My 80 yr old mother with mild/moderate dementia asks my dad constantly throughout the day what he wants for dinner. She goes through the fridge and freezer all day and takes food out or puts frozen food in the fridge. Food is getting spoiled and wasted. Dad wants to put a lock on the fridge. Any suggestions as to what to do? It's driving my dad crazy.
When they were cooking they were healthy and strong and smart and other people relied on them. Cooking was nurturing others. No wonder it is a valued memory.
Mom had a uti which made her memory even worse. We were at a craft session with several residents and a couple of staff people. My mom started fussing that she didn't know what to make for supper and she better decide soon in case she had to go to the store. Nobody pointed out that all her meals were provided. I said, "What were some of the things you used to like to make for dinner when us kids were little?" And soon everyone was talking about their cooking days, including the staff.

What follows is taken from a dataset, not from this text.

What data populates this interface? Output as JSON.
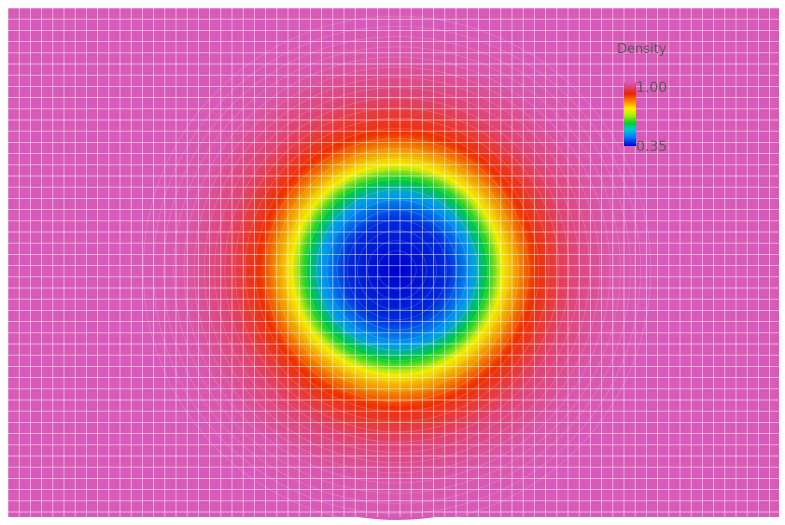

tbumpy, I think your mom needs a little more monitoring in her home, so frozen meat does not wind up in the silverware drawer. But if it does, consider that part of the cost of keeping her at home. If it is severe, perhaps a lock for the refrigerator is in order, but I hope you and your dad can help her through this phase without frustrating the poor gal.
Instead of telling her "I'm taking care of dinner" it might be kind if Dad could talk to her about food. "You've always been such a good cook! We are lucky family that you've taken such good care of us all these years. One of my favorite things for you to cook was your mother's recipe for macaroni with potatoes. Lordy, we haven't had that for years! I remember the time ..."
Affirm her need to feel useful and to do the nurturing without, let's hope, having frozen peas in the flour canister.
And I have learned to never start a conversation "Remember when ..." I've trained myself to say "I remember when ... you made gravy and it turned out too pale so you tried food colors in it ..." and tell the story. It should not sound like a test of her memory but as a funny/cute/amazing story.
tbumpy, this behavior is repeated often. That can be VERY annoying and frustrating for you. But it also gives you and Dad an opportunity to plan some answers and diversions and distractions to use when the topic comes up.
I am sorry you are going through this. Feel proud of caring for your dear mom!
Your mom is repeating an action she had done over many years. Think about the many times she has cooked a meal for her family. This is a comfort zone for her. She is on "auto pilot" . Mb engaging her might help. A empty pot and spoon or some little task she can help with in the kitchen may satisfy her. In her world she is trying to be useful, not knowing she is making everyone around her crazy. Hope this help. Lots of luck. SD
It is nerveracking but what can you do....just be glad she can still speak, that's what I think about it.
Almost three years ago Venice Kichura wrote an article titled "How To Talk to Your Elderly Parent Without Losing Your Mind." As I understood it, it's extremely difficult to deal with a parent whose memory's shot, seems stuck in a time warp, keeps asking the same questions over and over, and still tries to feel useful by helping around the house.
It's not easy, and there's very little you can do. Because you love her deeply and respect her as a parent, eventually you'll realize that life is much harder for her than it is for you. In the meantime, hang in there. Keep praying for strength ... and wisdom. It'll come.
My thoughts are with you, and don't be a stranger now.